No transcurrió mucho más de una semana cuando fue informado que debía pasar por la oficina de la procuraduría para jurar como alguacil, ahí leyó con asombro y júbilo el decreto presidencial firmado por el Dr. Joaquín Balaguer, presidente dominicano. A partir de ello y durante unos años, Rodolfo Valentín Santos ocupó el puesto de alguacil que le sirviera de escuela de litigación penal.
La vida tiene sus encantos, una magia indescriptible y acientífica de retahíla situacional con absoluto azar que se unen y hacen abonar en la fe. Años después de ser receptor del decreto de Balaguer tocó a este, un ya ágil y joven alguacil, producir una histórica y única notificación al líder reformista y presidente Dr. Joaquín Balaguer para acudir al llamado de la justicia dominicana que dirigió a su antojo por varias décadas, acto que constituyó un escandaloso acontecimiento y que tuvo desenlaces dignos de abordajes y análisis.
Rodolfo Valentín por su parte siguió esculpiendo su historia, escribiéndola de a poco, con altibajos, pintada de sacrificios y sufrires. Se invistió de abogado, fue propuesto para abogado de oficio, defensor público luego y logró el voto necesario para ocupar la presidencia de ese órgano constitucional.
Un día de diciembre 2022, en hora del mediodía, rodeado de colaboradores y periodistas convocados a un almuerzo, un ya adulto, consciente, maduro y comprometido abogado y psicólogo, perdón, omití decir que luego abrazo la psicología y se invistió profesionalmente de ella. Rodolfo Valentín fue invitado a decir unas palabras por un el archiconocido y admirado moderador, Manuel Meccariello, de una larga data en la televisión del país.

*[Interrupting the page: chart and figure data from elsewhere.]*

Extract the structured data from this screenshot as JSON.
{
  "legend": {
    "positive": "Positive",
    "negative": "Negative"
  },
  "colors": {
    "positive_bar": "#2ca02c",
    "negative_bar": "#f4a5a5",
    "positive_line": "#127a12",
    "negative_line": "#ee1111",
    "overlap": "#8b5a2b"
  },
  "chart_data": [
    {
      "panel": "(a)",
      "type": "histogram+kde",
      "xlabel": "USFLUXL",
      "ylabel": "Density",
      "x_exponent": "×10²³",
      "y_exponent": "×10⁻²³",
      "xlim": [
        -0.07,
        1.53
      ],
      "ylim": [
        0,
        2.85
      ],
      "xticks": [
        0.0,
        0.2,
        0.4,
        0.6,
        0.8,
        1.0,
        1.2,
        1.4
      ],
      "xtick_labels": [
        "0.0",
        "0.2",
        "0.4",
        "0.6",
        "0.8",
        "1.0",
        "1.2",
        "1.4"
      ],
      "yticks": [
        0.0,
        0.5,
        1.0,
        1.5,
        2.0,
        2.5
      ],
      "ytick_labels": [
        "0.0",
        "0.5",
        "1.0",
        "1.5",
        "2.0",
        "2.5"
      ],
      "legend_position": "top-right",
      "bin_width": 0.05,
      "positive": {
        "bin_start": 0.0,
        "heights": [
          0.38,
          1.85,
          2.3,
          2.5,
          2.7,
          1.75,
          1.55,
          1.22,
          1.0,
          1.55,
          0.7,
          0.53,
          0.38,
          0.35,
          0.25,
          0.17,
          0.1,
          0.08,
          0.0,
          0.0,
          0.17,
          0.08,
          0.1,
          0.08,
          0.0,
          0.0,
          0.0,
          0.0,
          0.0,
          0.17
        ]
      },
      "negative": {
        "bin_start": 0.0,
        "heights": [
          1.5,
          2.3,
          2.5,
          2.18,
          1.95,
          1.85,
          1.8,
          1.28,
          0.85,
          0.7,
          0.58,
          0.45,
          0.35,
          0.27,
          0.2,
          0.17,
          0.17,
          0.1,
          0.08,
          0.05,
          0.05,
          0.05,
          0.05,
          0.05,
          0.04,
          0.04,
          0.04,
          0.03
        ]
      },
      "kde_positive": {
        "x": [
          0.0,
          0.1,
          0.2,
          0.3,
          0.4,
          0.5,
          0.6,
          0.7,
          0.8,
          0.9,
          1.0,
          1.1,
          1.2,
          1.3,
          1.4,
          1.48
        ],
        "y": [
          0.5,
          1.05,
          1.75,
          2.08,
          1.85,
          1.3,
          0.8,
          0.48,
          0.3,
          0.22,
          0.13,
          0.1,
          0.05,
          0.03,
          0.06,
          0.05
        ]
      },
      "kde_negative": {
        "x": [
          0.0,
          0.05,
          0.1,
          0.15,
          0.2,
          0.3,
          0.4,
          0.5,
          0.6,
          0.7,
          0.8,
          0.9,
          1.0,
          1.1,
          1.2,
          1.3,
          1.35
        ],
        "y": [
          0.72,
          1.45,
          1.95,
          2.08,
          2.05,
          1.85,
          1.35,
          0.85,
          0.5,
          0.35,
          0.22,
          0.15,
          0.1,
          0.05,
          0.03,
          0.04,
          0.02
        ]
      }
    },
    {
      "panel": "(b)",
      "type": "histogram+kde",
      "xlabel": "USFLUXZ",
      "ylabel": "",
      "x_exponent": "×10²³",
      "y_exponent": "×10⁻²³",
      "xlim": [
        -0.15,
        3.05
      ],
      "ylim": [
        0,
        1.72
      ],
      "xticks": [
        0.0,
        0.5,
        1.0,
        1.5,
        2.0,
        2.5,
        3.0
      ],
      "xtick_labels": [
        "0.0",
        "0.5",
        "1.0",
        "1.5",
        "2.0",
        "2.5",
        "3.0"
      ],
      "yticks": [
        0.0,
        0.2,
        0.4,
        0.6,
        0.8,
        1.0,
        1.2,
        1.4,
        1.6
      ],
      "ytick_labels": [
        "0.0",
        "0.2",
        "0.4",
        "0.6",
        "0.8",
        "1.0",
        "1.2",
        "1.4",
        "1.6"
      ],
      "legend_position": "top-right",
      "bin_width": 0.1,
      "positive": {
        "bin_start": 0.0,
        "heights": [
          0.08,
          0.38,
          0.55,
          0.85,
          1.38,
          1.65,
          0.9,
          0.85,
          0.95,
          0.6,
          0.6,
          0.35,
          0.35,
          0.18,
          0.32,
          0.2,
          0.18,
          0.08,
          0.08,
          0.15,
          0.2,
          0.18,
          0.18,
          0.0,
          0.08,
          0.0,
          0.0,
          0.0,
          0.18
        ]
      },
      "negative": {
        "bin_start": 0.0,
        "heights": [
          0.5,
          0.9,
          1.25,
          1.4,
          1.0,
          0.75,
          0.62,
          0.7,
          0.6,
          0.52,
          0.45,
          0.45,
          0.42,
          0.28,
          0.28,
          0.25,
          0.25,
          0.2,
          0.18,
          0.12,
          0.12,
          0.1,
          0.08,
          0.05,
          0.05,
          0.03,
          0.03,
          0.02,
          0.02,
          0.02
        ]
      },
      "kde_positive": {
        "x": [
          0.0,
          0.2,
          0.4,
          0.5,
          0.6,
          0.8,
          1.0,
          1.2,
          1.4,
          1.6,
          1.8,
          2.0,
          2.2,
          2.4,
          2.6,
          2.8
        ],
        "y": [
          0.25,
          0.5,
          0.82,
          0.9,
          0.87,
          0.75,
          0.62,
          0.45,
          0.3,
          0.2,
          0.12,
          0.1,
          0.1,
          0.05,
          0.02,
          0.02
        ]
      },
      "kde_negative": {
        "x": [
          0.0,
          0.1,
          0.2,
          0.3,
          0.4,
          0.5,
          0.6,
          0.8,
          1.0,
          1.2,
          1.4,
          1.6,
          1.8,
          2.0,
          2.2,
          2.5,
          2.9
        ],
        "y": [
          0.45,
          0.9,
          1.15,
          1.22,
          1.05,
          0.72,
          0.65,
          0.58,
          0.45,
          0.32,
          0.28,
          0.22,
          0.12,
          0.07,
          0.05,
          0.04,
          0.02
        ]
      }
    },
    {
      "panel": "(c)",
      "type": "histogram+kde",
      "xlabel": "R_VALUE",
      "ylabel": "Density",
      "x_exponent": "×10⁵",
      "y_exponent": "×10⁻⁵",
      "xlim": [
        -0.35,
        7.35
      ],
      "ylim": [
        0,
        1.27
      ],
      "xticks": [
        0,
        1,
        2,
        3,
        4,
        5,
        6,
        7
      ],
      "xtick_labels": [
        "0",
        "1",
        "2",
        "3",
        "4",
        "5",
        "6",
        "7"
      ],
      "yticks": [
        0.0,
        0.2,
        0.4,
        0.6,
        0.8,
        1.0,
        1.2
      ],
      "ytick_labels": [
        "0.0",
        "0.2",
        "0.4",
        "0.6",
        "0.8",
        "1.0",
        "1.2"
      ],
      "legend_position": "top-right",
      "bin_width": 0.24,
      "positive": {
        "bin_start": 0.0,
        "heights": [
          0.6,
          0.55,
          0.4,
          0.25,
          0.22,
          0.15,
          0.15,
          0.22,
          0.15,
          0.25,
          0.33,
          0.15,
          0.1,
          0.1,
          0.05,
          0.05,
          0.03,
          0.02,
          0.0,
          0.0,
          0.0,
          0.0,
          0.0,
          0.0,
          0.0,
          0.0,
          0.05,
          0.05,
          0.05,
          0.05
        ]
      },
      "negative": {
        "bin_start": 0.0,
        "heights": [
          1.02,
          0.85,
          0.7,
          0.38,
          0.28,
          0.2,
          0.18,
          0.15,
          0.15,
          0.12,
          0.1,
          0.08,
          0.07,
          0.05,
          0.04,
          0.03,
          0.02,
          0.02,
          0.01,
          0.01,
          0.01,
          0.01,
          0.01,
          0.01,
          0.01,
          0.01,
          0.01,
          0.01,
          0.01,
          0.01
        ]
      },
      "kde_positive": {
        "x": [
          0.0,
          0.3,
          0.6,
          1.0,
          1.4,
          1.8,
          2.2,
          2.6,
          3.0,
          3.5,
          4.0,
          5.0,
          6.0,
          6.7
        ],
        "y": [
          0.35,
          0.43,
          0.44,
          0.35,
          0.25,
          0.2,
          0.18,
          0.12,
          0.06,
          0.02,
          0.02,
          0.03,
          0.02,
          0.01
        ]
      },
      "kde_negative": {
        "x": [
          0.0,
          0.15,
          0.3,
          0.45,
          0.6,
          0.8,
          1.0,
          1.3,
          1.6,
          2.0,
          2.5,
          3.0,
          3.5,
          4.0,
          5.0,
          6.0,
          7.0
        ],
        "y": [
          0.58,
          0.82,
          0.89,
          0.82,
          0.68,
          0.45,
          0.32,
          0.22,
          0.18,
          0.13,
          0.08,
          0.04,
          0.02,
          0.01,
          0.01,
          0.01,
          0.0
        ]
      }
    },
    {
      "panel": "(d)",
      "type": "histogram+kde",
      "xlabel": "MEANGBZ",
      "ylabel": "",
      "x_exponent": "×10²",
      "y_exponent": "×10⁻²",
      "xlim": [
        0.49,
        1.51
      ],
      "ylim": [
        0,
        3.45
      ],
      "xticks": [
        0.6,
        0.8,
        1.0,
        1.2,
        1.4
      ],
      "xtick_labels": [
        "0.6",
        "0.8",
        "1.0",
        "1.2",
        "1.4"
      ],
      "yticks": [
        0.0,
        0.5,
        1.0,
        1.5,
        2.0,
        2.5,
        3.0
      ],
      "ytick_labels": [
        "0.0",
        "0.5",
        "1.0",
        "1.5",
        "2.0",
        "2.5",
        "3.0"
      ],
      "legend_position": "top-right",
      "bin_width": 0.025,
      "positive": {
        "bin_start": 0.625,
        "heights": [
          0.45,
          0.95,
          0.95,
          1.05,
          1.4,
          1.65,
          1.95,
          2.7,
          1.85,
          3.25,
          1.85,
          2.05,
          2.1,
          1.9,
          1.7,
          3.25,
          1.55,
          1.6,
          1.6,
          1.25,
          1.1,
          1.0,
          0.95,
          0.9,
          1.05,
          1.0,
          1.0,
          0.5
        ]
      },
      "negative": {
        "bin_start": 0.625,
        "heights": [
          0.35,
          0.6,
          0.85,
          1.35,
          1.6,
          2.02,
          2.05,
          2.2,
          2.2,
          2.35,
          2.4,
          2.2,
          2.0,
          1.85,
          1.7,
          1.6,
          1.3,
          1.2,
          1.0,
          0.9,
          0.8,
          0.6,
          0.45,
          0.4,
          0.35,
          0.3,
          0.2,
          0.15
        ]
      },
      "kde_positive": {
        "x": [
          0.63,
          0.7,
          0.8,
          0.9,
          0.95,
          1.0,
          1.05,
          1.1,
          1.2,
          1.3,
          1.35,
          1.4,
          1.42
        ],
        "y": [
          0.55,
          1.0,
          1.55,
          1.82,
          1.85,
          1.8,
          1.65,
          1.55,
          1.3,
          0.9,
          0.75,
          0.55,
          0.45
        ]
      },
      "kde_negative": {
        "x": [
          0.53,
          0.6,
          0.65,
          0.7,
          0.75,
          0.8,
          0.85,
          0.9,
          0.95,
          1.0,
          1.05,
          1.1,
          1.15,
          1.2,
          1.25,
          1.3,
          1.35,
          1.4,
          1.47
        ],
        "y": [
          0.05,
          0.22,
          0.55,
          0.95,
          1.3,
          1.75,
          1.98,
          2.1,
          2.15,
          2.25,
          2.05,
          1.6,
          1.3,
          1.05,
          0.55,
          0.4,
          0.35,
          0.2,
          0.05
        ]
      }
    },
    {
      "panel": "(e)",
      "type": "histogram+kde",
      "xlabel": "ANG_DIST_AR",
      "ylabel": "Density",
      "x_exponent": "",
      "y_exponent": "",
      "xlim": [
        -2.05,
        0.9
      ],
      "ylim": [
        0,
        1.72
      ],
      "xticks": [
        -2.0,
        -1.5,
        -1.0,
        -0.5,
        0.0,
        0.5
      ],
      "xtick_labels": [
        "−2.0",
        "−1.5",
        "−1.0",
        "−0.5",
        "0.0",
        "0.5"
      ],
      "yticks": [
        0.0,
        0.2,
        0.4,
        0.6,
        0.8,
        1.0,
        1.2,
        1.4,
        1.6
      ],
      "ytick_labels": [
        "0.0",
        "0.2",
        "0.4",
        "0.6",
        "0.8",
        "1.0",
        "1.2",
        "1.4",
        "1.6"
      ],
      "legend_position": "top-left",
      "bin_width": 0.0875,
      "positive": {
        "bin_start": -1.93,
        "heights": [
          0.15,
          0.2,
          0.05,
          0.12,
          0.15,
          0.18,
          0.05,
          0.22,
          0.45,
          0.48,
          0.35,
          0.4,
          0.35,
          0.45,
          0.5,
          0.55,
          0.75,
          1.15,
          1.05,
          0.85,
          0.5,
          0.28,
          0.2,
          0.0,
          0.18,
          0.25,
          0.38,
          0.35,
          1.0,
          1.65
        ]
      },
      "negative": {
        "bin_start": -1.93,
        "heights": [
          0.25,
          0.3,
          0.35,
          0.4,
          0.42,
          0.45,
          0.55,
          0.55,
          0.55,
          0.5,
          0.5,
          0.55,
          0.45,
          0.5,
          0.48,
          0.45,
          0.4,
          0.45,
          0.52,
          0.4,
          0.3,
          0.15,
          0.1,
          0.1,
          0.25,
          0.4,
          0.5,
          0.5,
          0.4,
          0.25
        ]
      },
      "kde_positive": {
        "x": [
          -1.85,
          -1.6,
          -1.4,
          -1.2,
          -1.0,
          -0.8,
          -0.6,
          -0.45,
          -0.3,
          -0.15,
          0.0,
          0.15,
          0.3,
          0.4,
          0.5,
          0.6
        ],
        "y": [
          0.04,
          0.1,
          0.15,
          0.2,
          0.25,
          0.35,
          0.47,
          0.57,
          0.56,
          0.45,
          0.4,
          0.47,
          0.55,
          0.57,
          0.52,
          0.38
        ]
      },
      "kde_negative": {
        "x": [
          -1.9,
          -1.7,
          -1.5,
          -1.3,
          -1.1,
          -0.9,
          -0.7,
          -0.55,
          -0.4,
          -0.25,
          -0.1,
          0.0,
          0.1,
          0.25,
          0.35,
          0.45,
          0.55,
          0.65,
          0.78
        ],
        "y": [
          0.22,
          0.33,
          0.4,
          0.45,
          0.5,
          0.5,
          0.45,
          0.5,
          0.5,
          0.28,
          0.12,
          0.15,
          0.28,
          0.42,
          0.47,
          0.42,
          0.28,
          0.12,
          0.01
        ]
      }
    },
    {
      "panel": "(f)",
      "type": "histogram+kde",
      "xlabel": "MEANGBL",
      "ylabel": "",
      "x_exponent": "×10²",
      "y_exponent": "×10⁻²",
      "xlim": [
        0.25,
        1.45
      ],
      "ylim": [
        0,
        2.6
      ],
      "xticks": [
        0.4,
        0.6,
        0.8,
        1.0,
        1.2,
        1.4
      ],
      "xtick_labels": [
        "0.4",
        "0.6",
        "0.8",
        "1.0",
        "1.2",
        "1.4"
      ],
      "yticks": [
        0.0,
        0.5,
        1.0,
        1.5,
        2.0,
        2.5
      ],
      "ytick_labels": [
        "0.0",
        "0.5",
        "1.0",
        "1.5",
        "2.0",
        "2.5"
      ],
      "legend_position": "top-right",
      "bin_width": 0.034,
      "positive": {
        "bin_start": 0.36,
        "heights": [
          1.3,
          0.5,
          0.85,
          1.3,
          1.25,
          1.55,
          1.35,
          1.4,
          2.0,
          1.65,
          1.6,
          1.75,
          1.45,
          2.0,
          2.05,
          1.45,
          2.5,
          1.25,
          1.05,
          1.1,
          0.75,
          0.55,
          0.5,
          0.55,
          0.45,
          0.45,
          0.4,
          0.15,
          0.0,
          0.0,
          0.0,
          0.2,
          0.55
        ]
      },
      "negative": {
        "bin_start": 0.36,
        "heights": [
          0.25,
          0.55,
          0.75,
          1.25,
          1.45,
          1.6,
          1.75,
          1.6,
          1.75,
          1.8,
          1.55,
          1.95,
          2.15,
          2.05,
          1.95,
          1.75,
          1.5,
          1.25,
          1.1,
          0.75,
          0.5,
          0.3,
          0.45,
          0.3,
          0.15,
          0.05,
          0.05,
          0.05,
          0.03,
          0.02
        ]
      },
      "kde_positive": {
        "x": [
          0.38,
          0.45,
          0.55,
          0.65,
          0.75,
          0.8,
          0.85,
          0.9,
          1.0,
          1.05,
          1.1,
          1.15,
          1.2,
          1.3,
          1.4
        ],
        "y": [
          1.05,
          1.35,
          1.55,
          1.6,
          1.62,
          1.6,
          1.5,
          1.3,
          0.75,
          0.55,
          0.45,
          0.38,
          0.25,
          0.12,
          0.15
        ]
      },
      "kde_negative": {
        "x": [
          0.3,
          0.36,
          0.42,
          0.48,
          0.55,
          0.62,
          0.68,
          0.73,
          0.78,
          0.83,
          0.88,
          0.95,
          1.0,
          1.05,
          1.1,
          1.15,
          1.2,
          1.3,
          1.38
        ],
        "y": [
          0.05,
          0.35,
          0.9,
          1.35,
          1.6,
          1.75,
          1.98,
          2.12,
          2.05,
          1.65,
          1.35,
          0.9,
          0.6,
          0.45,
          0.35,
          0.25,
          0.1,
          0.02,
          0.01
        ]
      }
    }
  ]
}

Al acudir al podio y tomar el micrófono, luego de que se sofocaron los aplausos, este abandonó el discurso escrito, respiró muy profundo varías bocanadas de aire, pues le asaltó aquella misma idea que le prendió el ánimo de cursar el pasillo hacia las oficinas del magistrado por conocer.
En su mente el compromiso con los doblegados, los abandonados, los abatidos, los incomprendidos y afectados de un sistema de justicia de condenas múltiples, más allá de las condenas pronunciadas y luego de las condenas sociales y condenas económicas que crearon su exclusión y construcción, que les hicieron lo que son, o peor, que no impidieron que lo fueran.
Miró al fondo del pasillo y vio a su mentor que hacía entrada al lugar con pasos lentos y la habitual expresión en su cara de clara consciencia, de tener siempre respuestas, las correctas, era el magistrado juez, ahora en retiro, Ramón Horacio González, que entraba asistido por una joven del protocolo, y se quebró, las emociones se le agolparon y le frenaron, por lo que antes de dar a conocer sus estadísticas tuvo que iniciar sus palabras narrando lo que ya narré aquí.